The trouble is, after taking a break for the summer, your system might not be working as efficiently as it should be.

If your radiators aren't heating your home properly, it could be because air bubbles are trapped in the system. These bubbles stop the normal flow of the hot water and leave you with a colder home and higher energy bills.

So, to help save you from uncessarily high energy bills, and from suffering the cold as the dark nights draw in, here's how to bleed your radiators in five simple steps...

How to bleed your radiators

Step 1 - Work out which radiators need bleeding

Turn on your radiators and wait until they are fully heated. Be careful and do not burn your hands. If the radiator is cool at the bottom and hot at the top or it is not distributing heat evenly, it might be due to trapped air. Don't worry, it a common issue and can be fixed under half an hour. Your radiators just need bleeding.

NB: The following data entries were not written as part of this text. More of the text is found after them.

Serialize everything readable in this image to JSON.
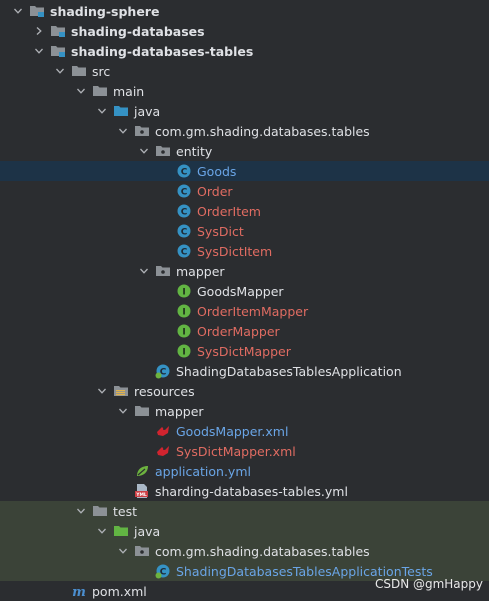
{
  "tree": {
    "rows": [
      {
        "label": "shading-sphere",
        "style": "bold",
        "icon": "module-folder-icon",
        "state": "expanded"
      },
      {
        "label": "shading-databases",
        "style": "bold",
        "icon": "module-folder-icon",
        "state": "collapsed"
      },
      {
        "label": "shading-databases-tables",
        "style": "bold",
        "icon": "module-folder-icon",
        "state": "expanded"
      },
      {
        "label": "src",
        "style": "normal",
        "icon": "folder-icon",
        "state": "expanded"
      },
      {
        "label": "main",
        "style": "normal",
        "icon": "folder-icon",
        "state": "expanded"
      },
      {
        "label": "java",
        "style": "normal",
        "icon": "source-root-folder-icon",
        "state": "expanded"
      },
      {
        "label": "com.gm.shading.databases.tables",
        "style": "normal",
        "icon": "package-icon",
        "state": "expanded"
      },
      {
        "label": "entity",
        "style": "normal",
        "icon": "package-icon",
        "state": "expanded"
      },
      {
        "label": "Goods",
        "style": "blue",
        "icon": "class-icon",
        "state": "none",
        "selected": true
      },
      {
        "label": "Order",
        "style": "red",
        "icon": "class-icon",
        "state": "none"
      },
      {
        "label": "OrderItem",
        "style": "red",
        "icon": "class-icon",
        "state": "none"
      },
      {
        "label": "SysDict",
        "style": "red",
        "icon": "class-icon",
        "state": "none"
      },
      {
        "label": "SysDictItem",
        "style": "red",
        "icon": "class-icon",
        "state": "none"
      },
      {
        "label": "mapper",
        "style": "normal",
        "icon": "package-icon",
        "state": "expanded"
      },
      {
        "label": "GoodsMapper",
        "style": "normal",
        "icon": "interface-icon",
        "state": "none"
      },
      {
        "label": "OrderItemMapper",
        "style": "red",
        "icon": "interface-icon",
        "state": "none"
      },
      {
        "label": "OrderMapper",
        "style": "red",
        "icon": "interface-icon",
        "state": "none"
      },
      {
        "label": "SysDictMapper",
        "style": "red",
        "icon": "interface-icon",
        "state": "none"
      },
      {
        "label": "ShadingDatabasesTablesApplication",
        "style": "normal",
        "icon": "spring-boot-app-class-icon",
        "state": "none"
      },
      {
        "label": "resources",
        "style": "normal",
        "icon": "resources-folder-icon",
        "state": "expanded"
      },
      {
        "label": "mapper",
        "style": "normal",
        "icon": "folder-icon",
        "state": "expanded"
      },
      {
        "label": "GoodsMapper.xml",
        "style": "blue",
        "icon": "mybatis-xml-icon",
        "state": "none"
      },
      {
        "label": "SysDictMapper.xml",
        "style": "red",
        "icon": "mybatis-xml-icon",
        "state": "none"
      },
      {
        "label": "application.yml",
        "style": "blue",
        "icon": "spring-config-icon",
        "state": "none"
      },
      {
        "label": "sharding-databases-tables.yml",
        "style": "normal",
        "icon": "yaml-file-icon",
        "state": "none"
      },
      {
        "label": "test",
        "style": "normal",
        "icon": "folder-icon",
        "state": "expanded",
        "band": true
      },
      {
        "label": "java",
        "style": "normal",
        "icon": "test-root-folder-icon",
        "state": "expanded",
        "band": true
      },
      {
        "label": "com.gm.shading.databases.tables",
        "style": "normal",
        "icon": "package-icon",
        "state": "expanded",
        "band": true
      },
      {
        "label": "ShadingDatabasesTablesApplicationTests",
        "style": "blue",
        "icon": "spring-boot-test-class-icon",
        "state": "none",
        "band": true
      },
      {
        "label": "pom.xml",
        "style": "normal",
        "icon": "maven-pom-icon",
        "state": "none"
      }
    ]
  },
  "watermark": "CSDN @gmHappy",
  "colors": {
    "background": "#2b2d30",
    "selection": "#1d3347",
    "test_band": "#3b4338",
    "modified_red": "#e06c62",
    "new_blue": "#6aa5e6",
    "text": "#dfe1e5",
    "class_icon": "#3592c4",
    "interface_icon": "#62b543",
    "source_root_blue": "#3592c4",
    "test_root_green": "#62b543"
  }
}
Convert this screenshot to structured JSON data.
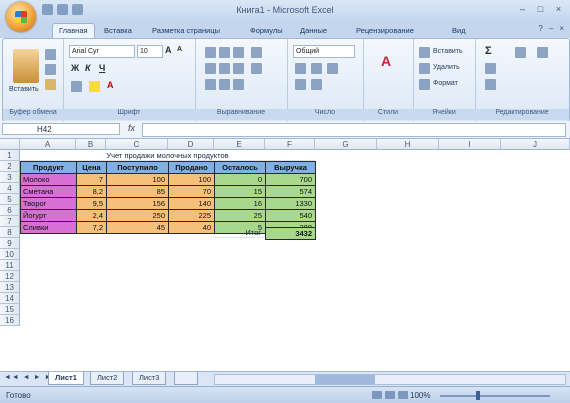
{
  "window": {
    "title": "Книга1 - Microsoft Excel",
    "controls": [
      "–",
      "□",
      "×"
    ]
  },
  "ribbon_tabs": [
    "Главная",
    "Вставка",
    "Разметка страницы",
    "Формулы",
    "Данные",
    "Рецензирование",
    "Вид"
  ],
  "ribbon": {
    "clipboard": {
      "paste": "Вставить",
      "label": "Буфер обмена"
    },
    "font": {
      "name": "Arial Cyr",
      "size": "10",
      "label": "Шрифт"
    },
    "alignment": {
      "label": "Выравнивание"
    },
    "number": {
      "format": "Общий",
      "label": "Число"
    },
    "styles": {
      "label": "Стили"
    },
    "cells": {
      "insert": "Вставить",
      "delete": "Удалить",
      "format": "Формат",
      "label": "Ячейки"
    },
    "editing": {
      "label": "Редактирование"
    }
  },
  "formula_bar": {
    "name_box": "H42",
    "fx": "fx",
    "value": ""
  },
  "columns": [
    "A",
    "B",
    "C",
    "D",
    "E",
    "F",
    "G",
    "H",
    "I",
    "J"
  ],
  "rows": [
    "1",
    "2",
    "3",
    "4",
    "5",
    "6",
    "7",
    "8",
    "9",
    "10",
    "11",
    "12",
    "13",
    "14",
    "15",
    "16"
  ],
  "sheet": {
    "title": "Учет продажи молочных продуктов",
    "headers": [
      "Продукт",
      "Цена",
      "Поступило",
      "Продано",
      "Осталось",
      "Выручка"
    ],
    "data": [
      [
        "Молоко",
        "7",
        "100",
        "100",
        "0",
        "700"
      ],
      [
        "Сметана",
        "8,2",
        "85",
        "70",
        "15",
        "574"
      ],
      [
        "Творог",
        "9,5",
        "156",
        "140",
        "16",
        "1330"
      ],
      [
        "Йогурт",
        "2,4",
        "250",
        "225",
        "25",
        "540"
      ],
      [
        "Сливки",
        "7,2",
        "45",
        "40",
        "5",
        "288"
      ]
    ],
    "total_label": "Итог",
    "total_value": "3432"
  },
  "sheet_tabs": [
    "Лист1",
    "Лист2",
    "Лист3"
  ],
  "status": {
    "text": "Готово",
    "zoom": "100%"
  }
}
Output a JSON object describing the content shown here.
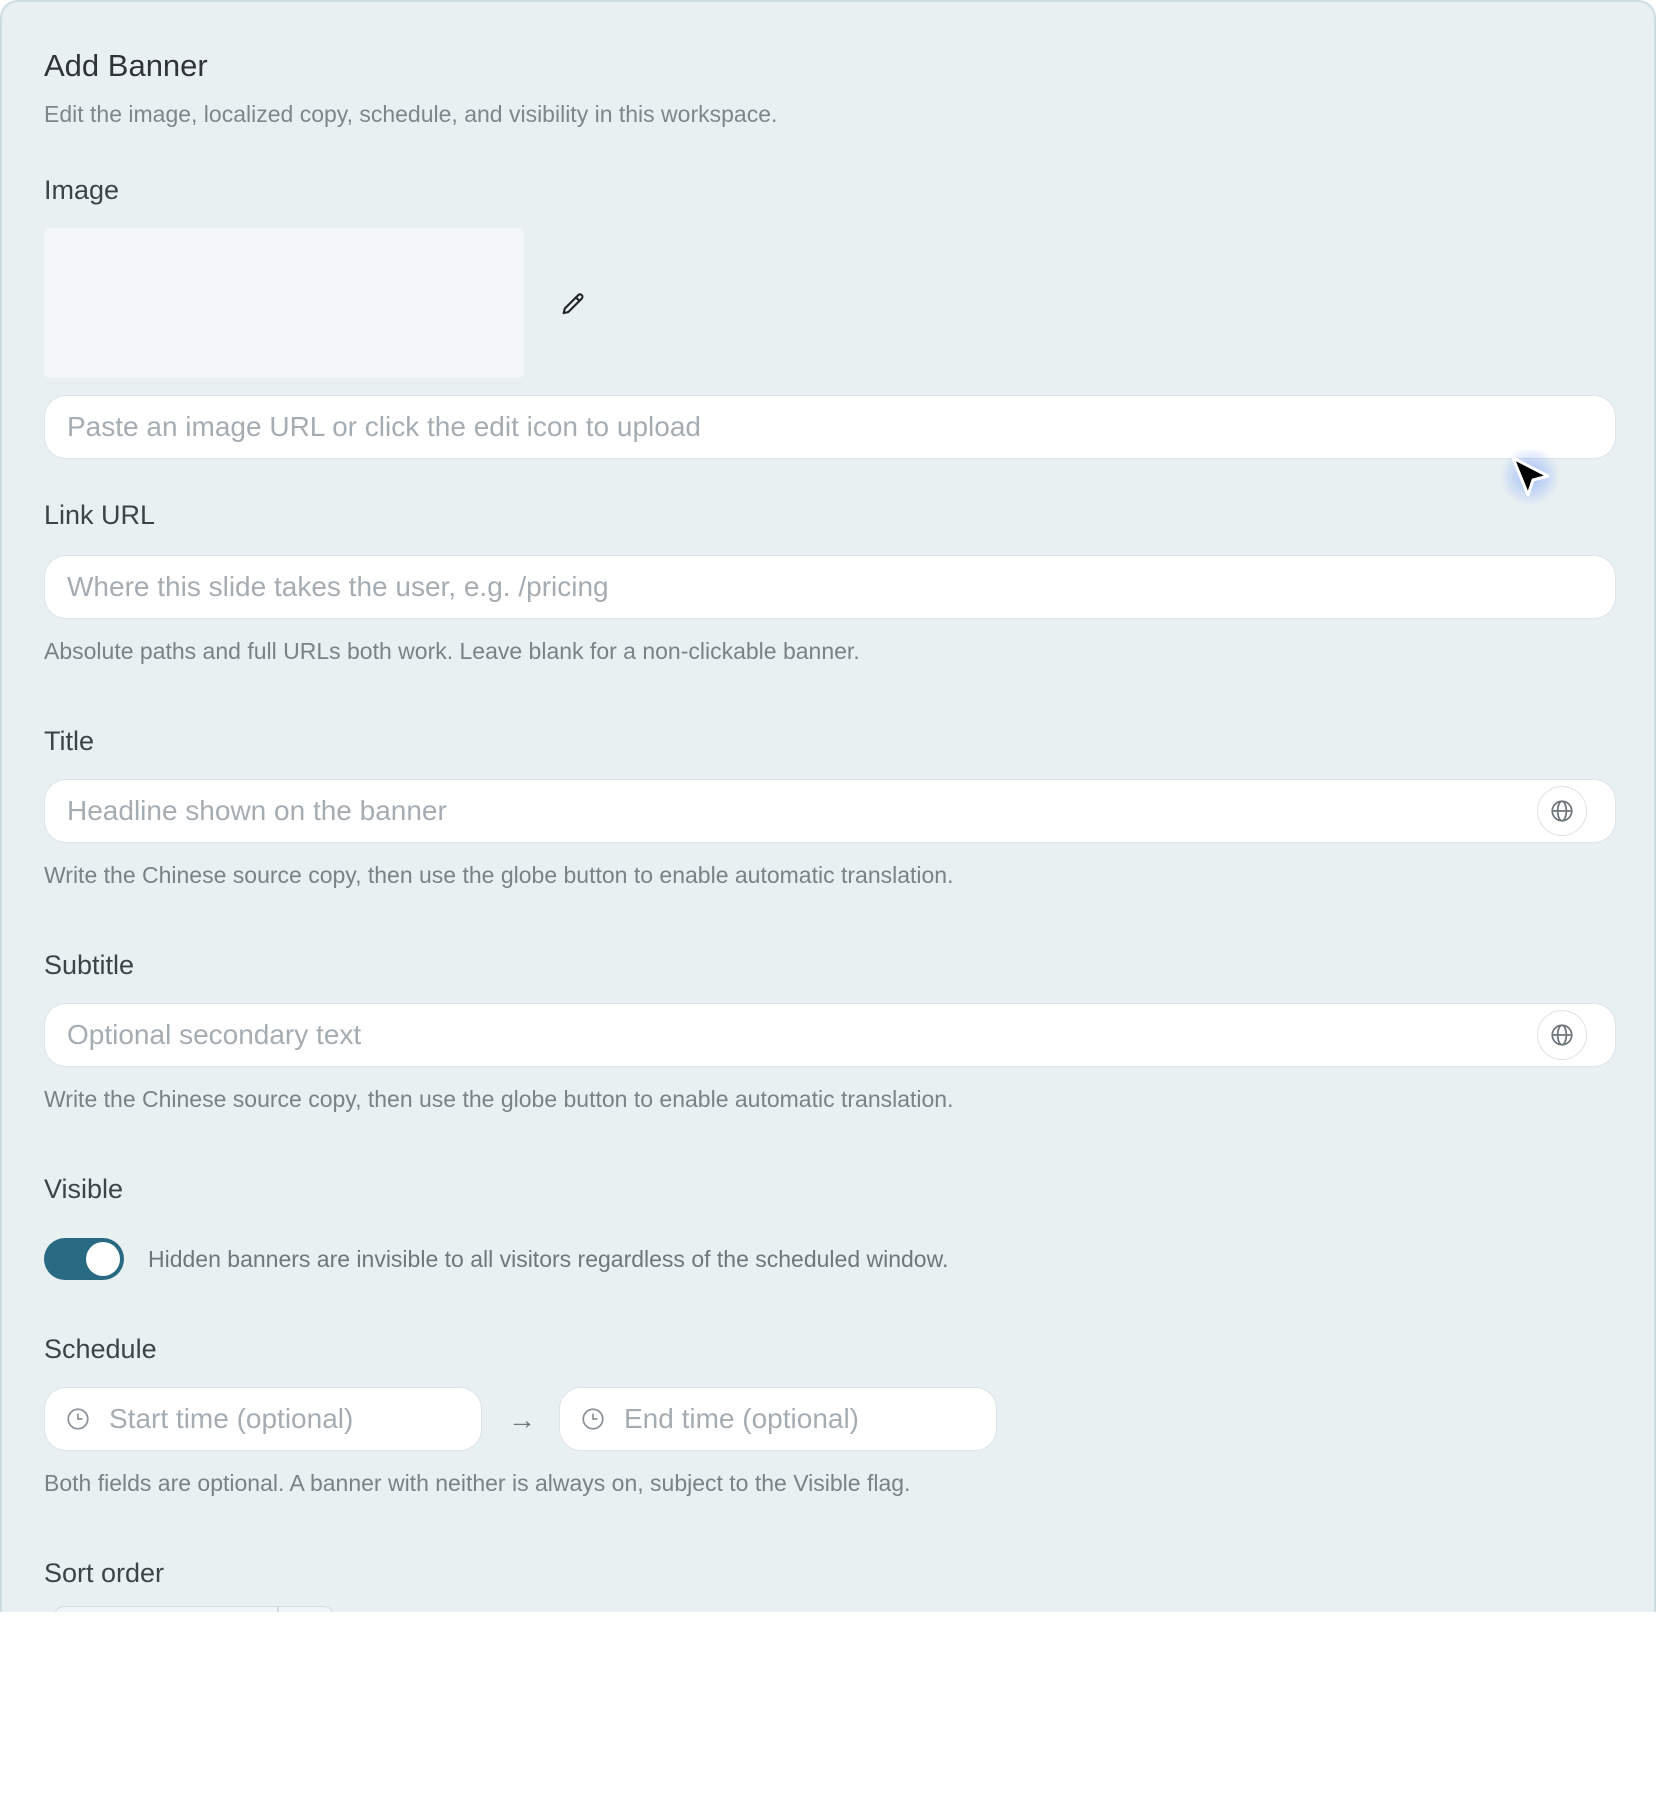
{
  "form": {
    "title": "Add Banner",
    "description": "Edit the image, localized copy, schedule, and visibility in this workspace."
  },
  "image": {
    "label": "Image",
    "url_placeholder": "Paste an image URL or click the edit icon to upload",
    "edit_icon": "pencil-icon"
  },
  "link": {
    "label": "Link URL",
    "placeholder": "Where this slide takes the user, e.g. /pricing",
    "hint": "Absolute paths and full URLs both work. Leave blank for a non-clickable banner."
  },
  "title_field": {
    "label": "Title",
    "placeholder": "Headline shown on the banner",
    "hint": "Write the Chinese source copy, then use the globe button to enable automatic translation.",
    "translate_icon": "globe-icon"
  },
  "subtitle_field": {
    "label": "Subtitle",
    "placeholder": "Optional secondary text",
    "hint": "Write the Chinese source copy, then use the globe button to enable automatic translation.",
    "translate_icon": "globe-icon"
  },
  "visible": {
    "label": "Visible",
    "enabled": true,
    "hint": "Hidden banners are invisible to all visitors regardless of the scheduled window."
  },
  "schedule": {
    "label": "Schedule",
    "start_placeholder": "Start time (optional)",
    "end_placeholder": "End time (optional)",
    "separator": "→",
    "hint": "Both fields are optional. A banner with neither is always on, subject to the Visible flag.",
    "icon": "clock-icon"
  },
  "sort": {
    "label": "Sort order"
  },
  "colors": {
    "panel_background": "#e9f0f2",
    "toggle_on": "#276a81",
    "input_background": "#ffffff",
    "placeholder_text": "#a6adb2"
  }
}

Step 2 - Gather your tools

You will need:

  • Radiator key (you might also be able to use narrow pliers, but take care so as not to damage the valve)
  • Dry cloth
  • Small bowl

Step 3 - Prepare and turn off the heating

Always turn the heating off before you start bleeding your radiators - if you leave it on, more air can be pushed into the system, and cool radiators are easier to handle. Next step is to find a radiator valve. Radiator valves can be found at the top corners of the heaters as per the picture below.

image of radiator valve

Step 4 - Bleed the radiators

  • Push the radiator key into the center of the valve
  • Place the bowl underneath the radiator in order to catch the excess water
  • Put the cloth over the radiator key and turn the key slowly anti-clockwise
  • At this point, you will hear the hissing sound, that means you are doing everything correctly and the air bubbles are escaping
  • Once the air has escaped, quickly close the valve to prevent any unwanted leakage

Step 5 - Check the pressure of your boiler and switch the heating on

The final step is to check whether the boiler pressure is at its adequate level.

What pressure should your boiler be at?

When the heating system is cool, the indicator should be in the green section and the pressure should be between 1 and 1.5 bar on the pressure gauge. If pressure is below 0.5 bar, and the indicator is in the red section, water has been lost from the system and must be replaced.

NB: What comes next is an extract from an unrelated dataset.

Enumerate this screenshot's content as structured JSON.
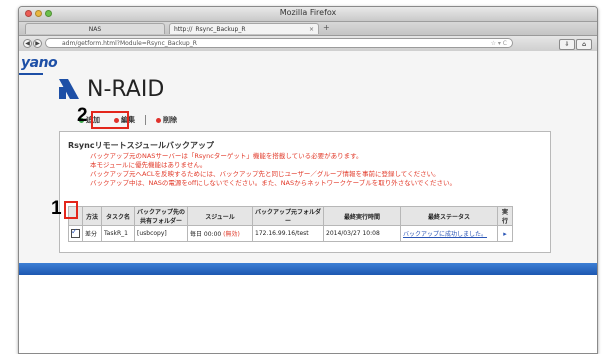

If it is below the optimal level you will need to repressurize the system.

How to re-pressurise your boiler system

If you need to increase the pressure and top up your system, you'll need find the filling loop - a sliver/grey flexible hose with a small valve at each end, which is usually found underneath the boiler.

Once you've found the filling loop, make sure the boiler is switched off and the system is cool and both ends of the hose are firmly attached to both valves, then increase the pressure as follows:

  • Open both valves, using the tap handles or a flat-headed screwdriver, to allow cold mains water into the system. You should be able to hear it filling with water.
  • Keep a close eye on the pressure bar, once it reaches the required level of between 1 and 1.5 bar, close both valves, one afetr the other.

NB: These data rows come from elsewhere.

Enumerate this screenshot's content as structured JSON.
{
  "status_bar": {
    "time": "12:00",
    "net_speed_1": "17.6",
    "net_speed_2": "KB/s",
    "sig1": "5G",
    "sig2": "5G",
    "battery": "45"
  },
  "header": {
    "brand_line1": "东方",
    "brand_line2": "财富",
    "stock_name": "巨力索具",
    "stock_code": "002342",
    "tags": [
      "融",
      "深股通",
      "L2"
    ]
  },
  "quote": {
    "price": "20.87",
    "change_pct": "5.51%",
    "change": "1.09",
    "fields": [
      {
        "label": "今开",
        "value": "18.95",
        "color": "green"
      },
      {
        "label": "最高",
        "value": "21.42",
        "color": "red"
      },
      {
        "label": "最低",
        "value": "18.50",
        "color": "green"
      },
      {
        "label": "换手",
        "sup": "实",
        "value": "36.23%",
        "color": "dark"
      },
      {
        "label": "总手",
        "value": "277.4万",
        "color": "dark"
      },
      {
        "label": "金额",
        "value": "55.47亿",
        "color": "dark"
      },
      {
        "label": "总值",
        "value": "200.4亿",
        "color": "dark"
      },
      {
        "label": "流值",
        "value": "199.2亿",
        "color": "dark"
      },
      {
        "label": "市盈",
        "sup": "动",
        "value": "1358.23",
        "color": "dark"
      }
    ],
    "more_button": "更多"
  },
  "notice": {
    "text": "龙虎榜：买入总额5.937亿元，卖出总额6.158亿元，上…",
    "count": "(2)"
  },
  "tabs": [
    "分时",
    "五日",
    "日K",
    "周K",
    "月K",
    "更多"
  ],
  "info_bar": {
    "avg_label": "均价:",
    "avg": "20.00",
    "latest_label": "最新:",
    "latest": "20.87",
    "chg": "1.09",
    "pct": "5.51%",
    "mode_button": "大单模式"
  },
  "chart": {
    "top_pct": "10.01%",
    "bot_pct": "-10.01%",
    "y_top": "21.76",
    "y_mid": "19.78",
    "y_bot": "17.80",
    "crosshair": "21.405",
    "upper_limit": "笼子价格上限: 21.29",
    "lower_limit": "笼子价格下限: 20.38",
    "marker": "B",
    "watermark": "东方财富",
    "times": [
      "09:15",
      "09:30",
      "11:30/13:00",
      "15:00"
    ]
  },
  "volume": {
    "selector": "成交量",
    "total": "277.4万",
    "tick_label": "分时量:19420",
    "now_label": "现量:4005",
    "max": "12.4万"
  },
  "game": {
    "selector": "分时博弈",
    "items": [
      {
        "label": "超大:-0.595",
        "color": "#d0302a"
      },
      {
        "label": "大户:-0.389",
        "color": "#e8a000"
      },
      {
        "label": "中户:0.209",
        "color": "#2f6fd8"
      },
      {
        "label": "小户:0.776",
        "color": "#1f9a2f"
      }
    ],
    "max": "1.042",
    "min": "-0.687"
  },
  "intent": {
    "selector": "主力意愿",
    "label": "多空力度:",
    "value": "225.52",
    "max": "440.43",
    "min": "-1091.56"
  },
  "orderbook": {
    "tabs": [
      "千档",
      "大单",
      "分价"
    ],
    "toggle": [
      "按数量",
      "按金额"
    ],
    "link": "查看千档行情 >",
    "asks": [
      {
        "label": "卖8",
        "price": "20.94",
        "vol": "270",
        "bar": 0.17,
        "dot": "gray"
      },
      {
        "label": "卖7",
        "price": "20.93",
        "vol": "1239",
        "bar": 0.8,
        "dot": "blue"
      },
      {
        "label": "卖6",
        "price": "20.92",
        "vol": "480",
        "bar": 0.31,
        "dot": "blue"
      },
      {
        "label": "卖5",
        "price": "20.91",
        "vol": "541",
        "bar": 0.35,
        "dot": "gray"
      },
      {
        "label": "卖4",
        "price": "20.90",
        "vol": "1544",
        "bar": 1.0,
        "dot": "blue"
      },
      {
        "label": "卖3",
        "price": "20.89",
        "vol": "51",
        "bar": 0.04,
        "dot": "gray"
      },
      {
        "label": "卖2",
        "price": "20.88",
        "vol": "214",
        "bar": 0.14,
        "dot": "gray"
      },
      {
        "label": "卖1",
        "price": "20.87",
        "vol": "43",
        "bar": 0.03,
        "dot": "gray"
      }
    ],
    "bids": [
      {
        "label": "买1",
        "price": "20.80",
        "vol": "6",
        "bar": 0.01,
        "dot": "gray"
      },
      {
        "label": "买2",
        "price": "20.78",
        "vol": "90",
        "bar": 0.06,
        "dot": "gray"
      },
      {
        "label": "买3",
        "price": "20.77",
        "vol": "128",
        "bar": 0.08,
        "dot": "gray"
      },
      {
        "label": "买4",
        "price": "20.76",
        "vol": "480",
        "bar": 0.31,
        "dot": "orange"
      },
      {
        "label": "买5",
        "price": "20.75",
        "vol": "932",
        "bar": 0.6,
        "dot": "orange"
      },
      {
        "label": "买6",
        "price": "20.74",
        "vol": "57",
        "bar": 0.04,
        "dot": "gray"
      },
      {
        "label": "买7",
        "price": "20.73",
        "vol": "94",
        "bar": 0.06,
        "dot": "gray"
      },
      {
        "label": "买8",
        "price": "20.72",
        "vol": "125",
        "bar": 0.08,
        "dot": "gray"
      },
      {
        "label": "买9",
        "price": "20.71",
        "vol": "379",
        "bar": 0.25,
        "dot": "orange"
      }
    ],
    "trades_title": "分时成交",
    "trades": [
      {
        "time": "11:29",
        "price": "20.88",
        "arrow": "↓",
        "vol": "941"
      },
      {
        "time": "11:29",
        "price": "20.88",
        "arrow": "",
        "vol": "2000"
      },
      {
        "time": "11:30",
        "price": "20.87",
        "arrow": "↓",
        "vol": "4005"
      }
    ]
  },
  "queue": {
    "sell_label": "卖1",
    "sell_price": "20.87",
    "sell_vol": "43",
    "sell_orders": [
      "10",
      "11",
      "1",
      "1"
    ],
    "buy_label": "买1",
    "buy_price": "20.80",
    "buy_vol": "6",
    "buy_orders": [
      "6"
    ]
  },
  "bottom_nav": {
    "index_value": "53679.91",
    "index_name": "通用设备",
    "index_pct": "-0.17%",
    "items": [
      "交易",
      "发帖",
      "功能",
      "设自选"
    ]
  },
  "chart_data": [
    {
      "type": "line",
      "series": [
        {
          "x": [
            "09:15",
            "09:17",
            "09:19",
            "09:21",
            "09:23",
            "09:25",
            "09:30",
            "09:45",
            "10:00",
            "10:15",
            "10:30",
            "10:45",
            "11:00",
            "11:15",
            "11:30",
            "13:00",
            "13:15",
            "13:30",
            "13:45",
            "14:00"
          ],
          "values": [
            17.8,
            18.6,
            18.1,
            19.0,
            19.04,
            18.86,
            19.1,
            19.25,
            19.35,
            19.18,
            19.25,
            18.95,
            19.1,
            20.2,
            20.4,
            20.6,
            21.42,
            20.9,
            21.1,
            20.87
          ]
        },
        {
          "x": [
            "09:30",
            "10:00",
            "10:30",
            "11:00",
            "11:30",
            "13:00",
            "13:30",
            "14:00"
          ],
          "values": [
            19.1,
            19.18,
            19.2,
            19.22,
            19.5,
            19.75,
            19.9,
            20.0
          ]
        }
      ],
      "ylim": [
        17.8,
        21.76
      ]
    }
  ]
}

With the pressure now at the optimal level, you cna switch the boiler back on and turn on the radiators, which should now be heating evenly and efficiently.

You should also check for any unexpected leaks and make sure heat is being evenly distributed across the heating panel.

If there are any leaks, make sure you've tightended the valves properly. If the leaks persist, or the heat still isn't spreading evenly across the radiator, you should call your local plumber to take a look.